I honestly wasn't that bothered by the Dana narrative, if you can believe it. It sometimes felt out of place from the rest of the show, but one of Homeland's best and most subtle attributes is its ability to juxtapose heart-pounding espionage with the normalcy of American life. Saul is constantly trying to appear like a loving husband to Mira, but it couldn't be more obvious that he considers his job to be more important. Carrie maintains a complex map of international terror operations in a house that she seemingly plucked straight out of a Crate & Barrel catalog, probably too busy to decorate (much less go grocery shopping, hence the repeated shots of her empty fridge). The characters on this show are charged with protecting the American dream of a well-balanced and wealthy (figuratively and literally) life, with spouse, children, and lovely home. And, yet, in doing so they are forced to prioritize and admit that dream is not the most important thing in their lives. Carrie is the ultimate example of that — she has sacrificed everything, including her already fragile sanity, for her work.

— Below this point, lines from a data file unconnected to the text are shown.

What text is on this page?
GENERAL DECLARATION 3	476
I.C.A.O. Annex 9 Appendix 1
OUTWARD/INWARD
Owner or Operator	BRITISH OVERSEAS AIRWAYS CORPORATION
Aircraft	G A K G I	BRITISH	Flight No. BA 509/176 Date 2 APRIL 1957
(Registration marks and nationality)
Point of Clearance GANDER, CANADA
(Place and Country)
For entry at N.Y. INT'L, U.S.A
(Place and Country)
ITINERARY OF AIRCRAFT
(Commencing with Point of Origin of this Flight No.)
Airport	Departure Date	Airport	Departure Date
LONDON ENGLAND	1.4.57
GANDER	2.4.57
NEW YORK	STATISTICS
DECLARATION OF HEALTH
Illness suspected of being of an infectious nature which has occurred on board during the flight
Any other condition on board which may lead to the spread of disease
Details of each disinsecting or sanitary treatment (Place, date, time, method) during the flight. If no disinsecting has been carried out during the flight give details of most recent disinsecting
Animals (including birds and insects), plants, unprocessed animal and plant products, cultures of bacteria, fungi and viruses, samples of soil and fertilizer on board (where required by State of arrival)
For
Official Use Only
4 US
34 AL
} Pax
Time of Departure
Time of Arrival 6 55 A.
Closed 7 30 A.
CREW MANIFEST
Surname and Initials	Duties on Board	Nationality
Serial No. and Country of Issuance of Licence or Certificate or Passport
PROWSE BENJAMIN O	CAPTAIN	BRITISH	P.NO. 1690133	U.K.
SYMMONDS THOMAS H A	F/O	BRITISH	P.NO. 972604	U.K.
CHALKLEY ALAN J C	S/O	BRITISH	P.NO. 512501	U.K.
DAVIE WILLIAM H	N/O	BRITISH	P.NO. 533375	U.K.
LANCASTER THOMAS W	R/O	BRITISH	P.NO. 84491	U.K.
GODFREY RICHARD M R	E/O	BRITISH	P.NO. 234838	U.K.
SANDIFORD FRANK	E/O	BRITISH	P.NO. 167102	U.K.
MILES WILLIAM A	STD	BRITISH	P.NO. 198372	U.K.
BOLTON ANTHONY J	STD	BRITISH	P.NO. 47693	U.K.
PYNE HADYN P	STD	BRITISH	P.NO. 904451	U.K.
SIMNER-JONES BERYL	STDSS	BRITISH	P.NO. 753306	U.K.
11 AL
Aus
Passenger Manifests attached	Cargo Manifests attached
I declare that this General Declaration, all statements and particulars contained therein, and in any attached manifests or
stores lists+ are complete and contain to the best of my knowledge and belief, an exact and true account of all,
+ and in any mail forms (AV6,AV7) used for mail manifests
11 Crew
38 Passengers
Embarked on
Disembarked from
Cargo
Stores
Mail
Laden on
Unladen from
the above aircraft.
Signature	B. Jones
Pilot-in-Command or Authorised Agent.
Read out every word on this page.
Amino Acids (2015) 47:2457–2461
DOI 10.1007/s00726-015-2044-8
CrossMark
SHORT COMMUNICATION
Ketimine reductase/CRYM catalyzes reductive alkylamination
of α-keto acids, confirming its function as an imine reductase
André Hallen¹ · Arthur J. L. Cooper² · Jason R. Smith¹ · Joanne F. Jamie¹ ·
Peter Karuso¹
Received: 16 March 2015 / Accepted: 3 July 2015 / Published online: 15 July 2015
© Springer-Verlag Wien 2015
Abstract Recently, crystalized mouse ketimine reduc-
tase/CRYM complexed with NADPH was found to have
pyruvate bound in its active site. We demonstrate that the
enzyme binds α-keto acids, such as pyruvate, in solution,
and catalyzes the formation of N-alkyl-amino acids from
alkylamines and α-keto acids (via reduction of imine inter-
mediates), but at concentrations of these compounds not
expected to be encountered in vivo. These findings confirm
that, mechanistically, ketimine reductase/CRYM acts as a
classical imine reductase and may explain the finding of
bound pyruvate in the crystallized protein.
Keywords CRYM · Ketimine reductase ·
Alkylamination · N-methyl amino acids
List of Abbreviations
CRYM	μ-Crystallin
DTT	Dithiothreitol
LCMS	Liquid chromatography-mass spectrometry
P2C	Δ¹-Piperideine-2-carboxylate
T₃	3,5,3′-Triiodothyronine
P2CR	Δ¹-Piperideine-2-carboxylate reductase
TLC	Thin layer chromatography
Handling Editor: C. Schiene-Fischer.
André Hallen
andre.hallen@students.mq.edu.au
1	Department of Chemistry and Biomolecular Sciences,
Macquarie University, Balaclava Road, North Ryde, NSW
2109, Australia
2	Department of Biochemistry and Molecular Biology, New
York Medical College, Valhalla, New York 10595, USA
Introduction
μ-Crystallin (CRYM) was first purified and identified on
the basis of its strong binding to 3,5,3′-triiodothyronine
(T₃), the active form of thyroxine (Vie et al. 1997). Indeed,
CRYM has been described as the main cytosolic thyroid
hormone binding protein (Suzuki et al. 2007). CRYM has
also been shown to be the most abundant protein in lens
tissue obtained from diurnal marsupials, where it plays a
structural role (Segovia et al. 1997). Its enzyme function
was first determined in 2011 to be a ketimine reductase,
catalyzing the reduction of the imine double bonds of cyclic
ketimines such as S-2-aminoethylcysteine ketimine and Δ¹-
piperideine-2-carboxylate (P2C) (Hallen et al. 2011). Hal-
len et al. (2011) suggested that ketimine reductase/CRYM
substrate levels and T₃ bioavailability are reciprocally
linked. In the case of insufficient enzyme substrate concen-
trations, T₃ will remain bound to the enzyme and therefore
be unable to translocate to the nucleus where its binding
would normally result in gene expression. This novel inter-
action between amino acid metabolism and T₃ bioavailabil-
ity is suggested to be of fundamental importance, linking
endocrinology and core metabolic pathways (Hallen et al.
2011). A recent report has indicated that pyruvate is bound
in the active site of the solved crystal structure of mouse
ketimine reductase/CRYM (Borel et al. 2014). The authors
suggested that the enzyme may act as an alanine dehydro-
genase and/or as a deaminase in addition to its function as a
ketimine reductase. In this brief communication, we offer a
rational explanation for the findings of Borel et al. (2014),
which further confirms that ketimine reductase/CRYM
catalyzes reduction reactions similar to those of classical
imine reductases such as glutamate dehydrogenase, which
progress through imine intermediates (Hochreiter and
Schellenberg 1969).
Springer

This is why the romance and personal histories on the show are just as important as the politics and nuanced, if not always flawless, commentary on American intelligence tactics in the Middle East. In a way, that constantly shifting balance is a commentary on American intelligence tactics, and one that is all the more relevant in the age of Julian Assange and Edward Snowden. Both are individuals whose personal lives and political persuasions have been scrutinized in the wake of what they initially positioned as moral choices, and they are figures that have fascinated American media in a sort of morbid way. For a lot of Homeland viewers, including yours truly, the draw of this show has always been Carrie, both as a character and as both a microcosm and an inevitable product of the tumultuous, unstable politics of the world around her.
If you're not one of those loyal followers of Ms. Mathison, it's understandable that you'd be dissatisfied with the show — but you shouldn't be surprised; after all, the opening credits should be enough to know that this is her story. Rosenberg has expressed disappointment in her recaps, saying that the show is going the way of Scandal when it was supposed to have "credibility" and be "a gritty, operational look at the War on Terror." She's right to question the plausibility of certain moments; the aforementioned Brody-in-Venezuela part feels particularly far-fetched, and it can't be pushed into grittiness just because they've applied a harsher filter than Scandal's borderline-unnerving soft focus. We don't agree, however, that the show has lost its relevance regarding the War on Terror. Rather, that focus has become more realistic than ever. The increasingly villainous Saul is as much invested in it for personal gain and the CIA's reputation as he is for the moral and patriotic purposes that ostensibly guided him in previous seasons. If that's not a hard truth about American politics and international intervention, we don't know what is.
With all this criticism and worrying that the show is becoming too soft, we can't help but draw an analogy between the show itself and the CIA of its canon. They are, effectively, one and the same, and both have been blown to smithereens and are now being questioned by the public. Maybe that's a coincidence; maybe it's some deft, brilliant writing. Either way, we're not ready to give up hope just yet.